Recognise This! – Life’s too short to work hard and not know if what you do all day is meaningful or appreciated by others.

Bob Sutton, professor of management science and engineering at Stanford University and author of Good Boss, Bad Boss and The No Asshole Rule (among others), is one of my go-to bloggers. His Work Matters blog posts never fail to inspire me as well as challenge me. Yesterday, his post in particular resonated as he wrote about the infectious nature of workplace culture. Bob quotes Xenios Thrasyvoulou, CEO of European-based start-up, who said:

“Life is too short to waste it with people who don’t get it, whatever ‘it’ may be for you, so make sure you surround yourself with people who do.”

Bob then added his own comment:

“This is such good advice because human attitude and behaviours are so infectious. If you are surrounded with a bunch of smart, graceful, caring and action-oriented people, all that goodness will rub-off on you; and if you are surrounded with a bunch of people with the opposite attributes, that will infect you too. This is why who you choose to hang out with, hire, fire, spend time with, and avoid has so much influence on everything from acting like an asshole, to building a creative organisation, to scaling-up excellence, to living a happy life.”

I couldn’t help but add my own thoughts to the post as Xenios’ advice is excellent. Bob is also correct that human attitudes and behaviours are infectious. I’d argue that is even more true in the microcosm of the workplace. We spend more time, more intensely, with the people we work with every day than any other group of humans. It stands to reason, we “infect” or are infected by the attitudes or behaviours of our work colleagues more than any others.

Every day, employees are infected with negativity and stress at work, and that affects far more than their own efforts. In fact, research out of Baylor showed “work stress not only comes home with us, but can easily affect our partners, who then bring that stress to their own workplaces.”

We’ve found through our own research and the experience of our clients that creating a culture of recognition fosters an infectious environment that spreads appreciation and praise. I’m not talking about another “employee recognition programme” – I mean the true change of organisation culture in which employees naturally notice the good work and behaviours of their colleagues and take the time to pause and express their appreciation for it.

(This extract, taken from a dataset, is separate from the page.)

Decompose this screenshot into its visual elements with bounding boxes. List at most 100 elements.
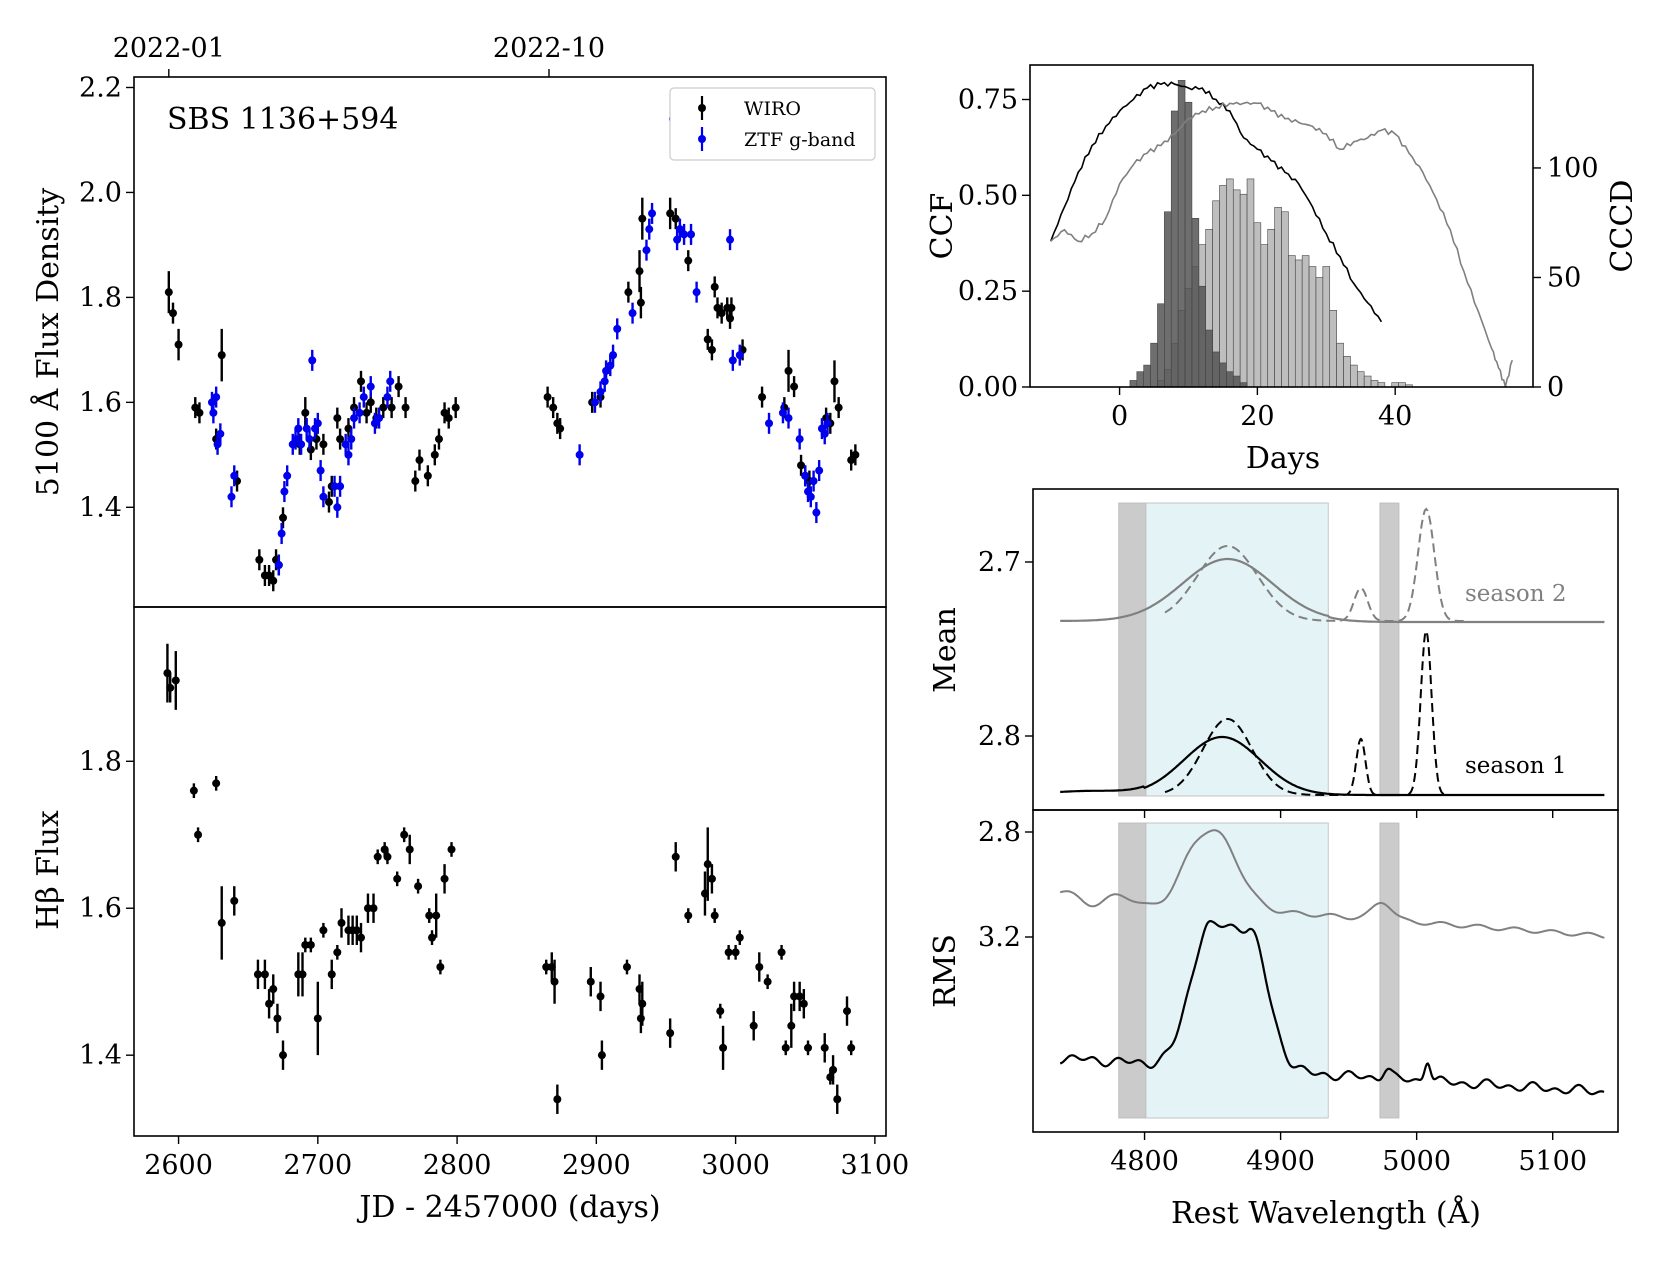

Structuring such recognition around the behaviours that matter to the organisation (usually codified as the core values) takes those values off the plaque on the wall and brings them to life in the daily work of employees. Now you’ve created a culture in which employees are praising (and being recognised for) good behaviours, not just good results.

Hiring into this culture is as tricky as hiring for any specific personality attribute. But those that can’t adapt to the culture tend to self-select out. The pressure to “be infected” is strong. Done correctly, organisations can also see where such appreciation isn’t happening as it likely should be. Now leadership can intervene and retrain or address why that is so.

Life’s too short to work hard and not know if what you do all day is meaningful or appreciated by others. We should all be so blessed as to work in an infectious culture of recognition. Is your organisation culture infectious – in a good way or a bad way?